Judges overturn conviction of man found guilty of sex offences after his death
A bid to overturn the child sex abuse conviction of a former boarding school worker found guilty by a jury following his suicide during his trial has succeeded.
Darren Turk, 54, hanged himself last June while he was on trial accused of offences against boys aged between 11 and 15 at Frewen College in Northiam, East Sussex, between 1 996 and 2002.
After his death, a jury at Lewes Crown Court found him guilty of 10 child sex-related offences and not guilty on six counts in what is believed to be the first time a dead man has been convicted of a crime in England.
Mr Turk's family criticised the decision of the trial judge to allow jurors to return verdicts after he had died.
On Thursday, three judges in the Court of Appeal said the verdicts were wrongfully returned and must be set aside as a nullity with the convictions annulled.
Sir Brian Leveson, sitting with Mr Justice Jay and Mr Justice Garnham, said there was nothing to suggest that any of the verdicts returned were unsafe but they were, however, "irregular".
"In our judgment, there is no discretion as to the course which the judge should follow in these circumstances; he was not entitled to continue simply because he thought that obtaining verdicts from the jury justified that course."
The proceedings were brought by Mr Turk's mother Jasmine Botting, 76, from Etchingham, near Hastings, East Sussex.
During the hearing, Sir Brian said the case raised a "really important issue of criminal law".
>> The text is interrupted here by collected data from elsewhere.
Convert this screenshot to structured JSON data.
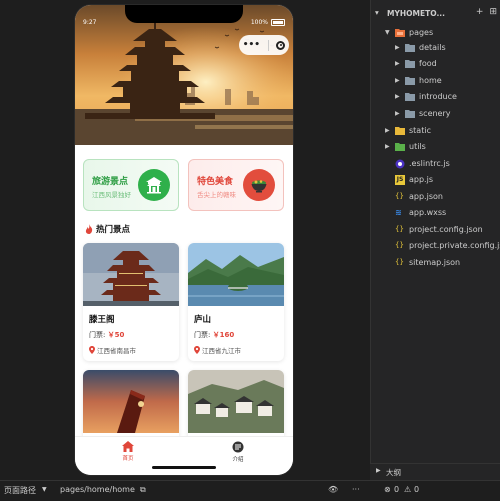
{
  "simulator": {
    "status_time": "9:27",
    "status_battery": "100%",
    "capsule_dots": "•••",
    "categories": [
      {
        "title": "旅游景点",
        "subtitle": "江西风景独好",
        "icon": "pavilion-icon"
      },
      {
        "title": "特色美食",
        "subtitle": "舌尖上的赣味",
        "icon": "food-bowl-icon"
      }
    ],
    "section_title": "热门景点",
    "price_prefix": "门票:",
    "spots": [
      {
        "name": "滕王阁",
        "price": "￥50",
        "location": "江西省南昌市"
      },
      {
        "name": "庐山",
        "price": "￥160",
        "location": "江西省九江市"
      }
    ],
    "tabs": [
      {
        "label": "首页",
        "active": true,
        "icon": "home-icon"
      },
      {
        "label": "介绍",
        "active": false,
        "icon": "info-icon"
      }
    ]
  },
  "explorer": {
    "root": "MYHOMETO...",
    "items": [
      {
        "name": "pages",
        "type": "folder",
        "expanded": true
      },
      {
        "name": "details",
        "type": "folder"
      },
      {
        "name": "food",
        "type": "folder"
      },
      {
        "name": "home",
        "type": "folder"
      },
      {
        "name": "introduce",
        "type": "folder"
      },
      {
        "name": "scenery",
        "type": "folder"
      },
      {
        "name": "static",
        "type": "folder"
      },
      {
        "name": "utils",
        "type": "folder"
      },
      {
        "name": ".eslintrc.js",
        "type": "eslint"
      },
      {
        "name": "app.js",
        "type": "js"
      },
      {
        "name": "app.json",
        "type": "json"
      },
      {
        "name": "app.wxss",
        "type": "wxss"
      },
      {
        "name": "project.config.json",
        "type": "json"
      },
      {
        "name": "project.private.config.js",
        "type": "json"
      },
      {
        "name": "sitemap.json",
        "type": "json"
      }
    ],
    "outline_label": "大纲"
  },
  "statusbar": {
    "path_label": "页面路径",
    "path_value": "pages/home/home",
    "errors": "0",
    "warnings": "0",
    "more": "···"
  },
  "colors": {
    "accent_red": "#e0463a",
    "accent_green": "#2fb04b",
    "editor_bg": "#1e1e1e",
    "sidebar_bg": "#252526"
  }
}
He added: "We can recognise that for the victims, the pronouncement of the verdicts, at least in certain cases, was a vindication of their evidence."
He emphasised: "Nothing we decide in any sense should be taken as removing their appropriate feelings of vindication."
Mrs Botting has previously said: "I know for a fact that my son is innocent."
Mr Turk was a member of care staff and later head of care at the boarding school, but was not a teacher. At the time of his death, he worked as an electrician's assistant.
At an inquest in January, a coroner heard he had been prescribed anti-depressants and left suicide notes before his body was found by his stepfather.
A post-mortem examination confirmed his cause of death was by hanging. A coroner concluded he had taken his own life.
Sir Brian said that critical to the criminal justice process was that trials were neither initiated nor pursued against those who had died.
"As soon as a judge learns that a defendant has died, it is his duty to take no further step in the case against that defendant save for receiving proof of death whereupon the indictment as far as it concerns that defendant must be declared of no effect."
He added: "We appreciate that, in relation to many of the allegations pursued at trial, complainants may well consider that they had been vindicated and that, by this decision, there was important recognition of their position; so far as the record is concerned, that would be lost.
"We recognise that entirely understandable view but we repeat that it is critical to maintain an approach to criminal justice that is consistent and even-handed, maintaining a definitive position that the death of a defendant brings any criminal prosecution of that defendant to an end."
A spokeswoman for the complainants said later: "We respect the decision of the court.
"However, there should be equal regard and recognition for the feelings of those of us who were involved and who have pursued justice for our sons for many years now."
She added: "This appeal was about a point of law, not clearing Darren Turk's name."